We have several different drugs in the PARP inhibitor options, as you know. We have them in the women’s malignancies world, we have at least three of them approved for ovarian cancer and two of them approved already for the use in breast cancer metastatic disease. The two of them for breast cancer are olaparib and talazoparib, both of them showing efficacy in terms of progression free survival, especially in patients with germline mutation in the BRCA gene in triple negative breast cancer.
The main challenge that has come in with lots of development of new drugs that are developed is to find specifically what’s the population that responds better or that will be the target marker that will make that useful when you use that drug for a group. In triple negatives we have the germinal mutation in the BRCA but we know that there are other patients in the triple negative group that can respond to PARP, we just have to identify them better. Potentially they will be the ones that have alterations in the repair pathway.
Is there an association or relationship with brain metastasis and PARP inhibitors?
There is actually. There is some research in the use of PARP inhibitors in brain metastases ongoing. Some of them don’t penetrate very well the brain but some of them may do that and we are looking into it. There are a couple of pre-clinical studies trying to look into that. So the potential is there.
Could you explain some of the studies that are going on right now?
So for PARP inhibitors we don’t have any specific one. We have other types of trials going on for brain metastases. I think it’s more the investigation of potential penetration in the brain mets that is ongoing.
What main areas should clinicians or researchers focus on in the development of PARP inhibitors?
The main areas are now to use that in combination with other drugs to improve the effectiveness of that. Because we see that we have, for example, the progression free survival when we look at the trials in the triple negative patients with BRCA mutation you see that there are increases in three months, for example, in progression free survival, overall survival is still an open question. But we could have an improvement in those in that progression free survival, maybe in response.
We have data that it could be combined, it’s very well tolerated so it could be combined to other drugs easily. One of the ideas is combining, and we saw some responses on that, with immune therapeutic drugs, PD-L1 inhibitors for example. So that’s one area that could be and is already under development in that sense.

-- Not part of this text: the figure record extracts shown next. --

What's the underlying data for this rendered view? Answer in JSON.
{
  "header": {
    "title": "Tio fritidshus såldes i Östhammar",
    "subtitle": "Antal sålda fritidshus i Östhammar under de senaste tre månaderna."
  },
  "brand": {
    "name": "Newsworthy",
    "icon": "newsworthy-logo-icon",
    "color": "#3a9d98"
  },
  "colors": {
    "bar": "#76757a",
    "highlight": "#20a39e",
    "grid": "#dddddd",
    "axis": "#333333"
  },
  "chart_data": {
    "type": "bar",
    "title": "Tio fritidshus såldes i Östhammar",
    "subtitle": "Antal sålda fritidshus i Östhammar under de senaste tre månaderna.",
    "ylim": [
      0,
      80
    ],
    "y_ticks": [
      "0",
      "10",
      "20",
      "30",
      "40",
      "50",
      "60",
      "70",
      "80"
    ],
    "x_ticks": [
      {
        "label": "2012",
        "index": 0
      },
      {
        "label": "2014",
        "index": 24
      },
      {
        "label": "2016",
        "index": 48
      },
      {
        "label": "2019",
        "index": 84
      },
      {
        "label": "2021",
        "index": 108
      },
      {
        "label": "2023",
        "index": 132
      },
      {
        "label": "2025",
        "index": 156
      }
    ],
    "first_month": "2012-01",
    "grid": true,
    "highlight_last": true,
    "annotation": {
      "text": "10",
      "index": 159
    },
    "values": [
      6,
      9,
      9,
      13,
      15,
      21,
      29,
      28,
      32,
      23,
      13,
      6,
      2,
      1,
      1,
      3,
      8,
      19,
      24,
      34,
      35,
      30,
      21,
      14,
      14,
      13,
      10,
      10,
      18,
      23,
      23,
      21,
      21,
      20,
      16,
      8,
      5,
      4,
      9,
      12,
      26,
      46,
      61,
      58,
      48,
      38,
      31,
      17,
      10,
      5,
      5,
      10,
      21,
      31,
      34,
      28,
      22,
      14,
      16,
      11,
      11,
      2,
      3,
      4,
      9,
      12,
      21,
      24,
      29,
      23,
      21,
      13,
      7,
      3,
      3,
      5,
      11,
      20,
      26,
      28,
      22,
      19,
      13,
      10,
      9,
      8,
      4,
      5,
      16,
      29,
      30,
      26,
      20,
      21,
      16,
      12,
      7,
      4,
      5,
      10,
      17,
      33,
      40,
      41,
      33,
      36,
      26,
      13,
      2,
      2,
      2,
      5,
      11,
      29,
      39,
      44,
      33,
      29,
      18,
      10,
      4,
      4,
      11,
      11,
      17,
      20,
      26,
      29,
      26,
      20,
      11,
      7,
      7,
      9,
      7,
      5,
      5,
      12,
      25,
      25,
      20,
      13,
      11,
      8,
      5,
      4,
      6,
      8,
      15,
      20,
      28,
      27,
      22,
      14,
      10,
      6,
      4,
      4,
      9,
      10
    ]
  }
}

Also the use in other areas, not only metastatic disease but also seeing the effect in the neoadjuvant disease or adjuvant use of that and we have trials going on. Still not reporting in results, final results, but they are ongoing now.
The official recommendation for the PARP inhibitors as we have now which is, as we said, the two approved ones by the FDA, the talazoparib and the olaparib, that generally are well tolerated and the recommendation is triple negative patients with BRCA mutations, when they are metastatic disease if they receive less lines of chemotherapy the better because we even saw the recent results. It’s an exploratory result but the overall survival may be improved with olaparib in patients that received one line or less in the metastatic disease.
Here at ASCO now we have some studies reporting on extra results or extra analyses on the talazoparib and the olaparib that will be presented tomorrow, mainly, and Monday. Not any result in terms of progression free or anything like that but more results in the correlative analysis that they did in those trials. So those are the ones that we are waiting to see in the next two days.
We have at least five agents in the group for PARP inhibitors and all of them have in some way been tested in the breast cancer. As we mentioned before, the more successful ones or the ones that came first are the talazoparib and the olaparib, so we have some data on that as I talked before about when they are used and approved for use. We have other agents that have phase II or initial evaluations or even pre-clinical evaluations like rucaparib, veliparib, that are being evaluated and we still don’t have any analysis or result that is leading to approval. But it could come up with some specific results because these agents, though they are the same type, subtype, of drug or the same target, they have a different profile of side effects and potentially extent of action that could be combined to other drugs.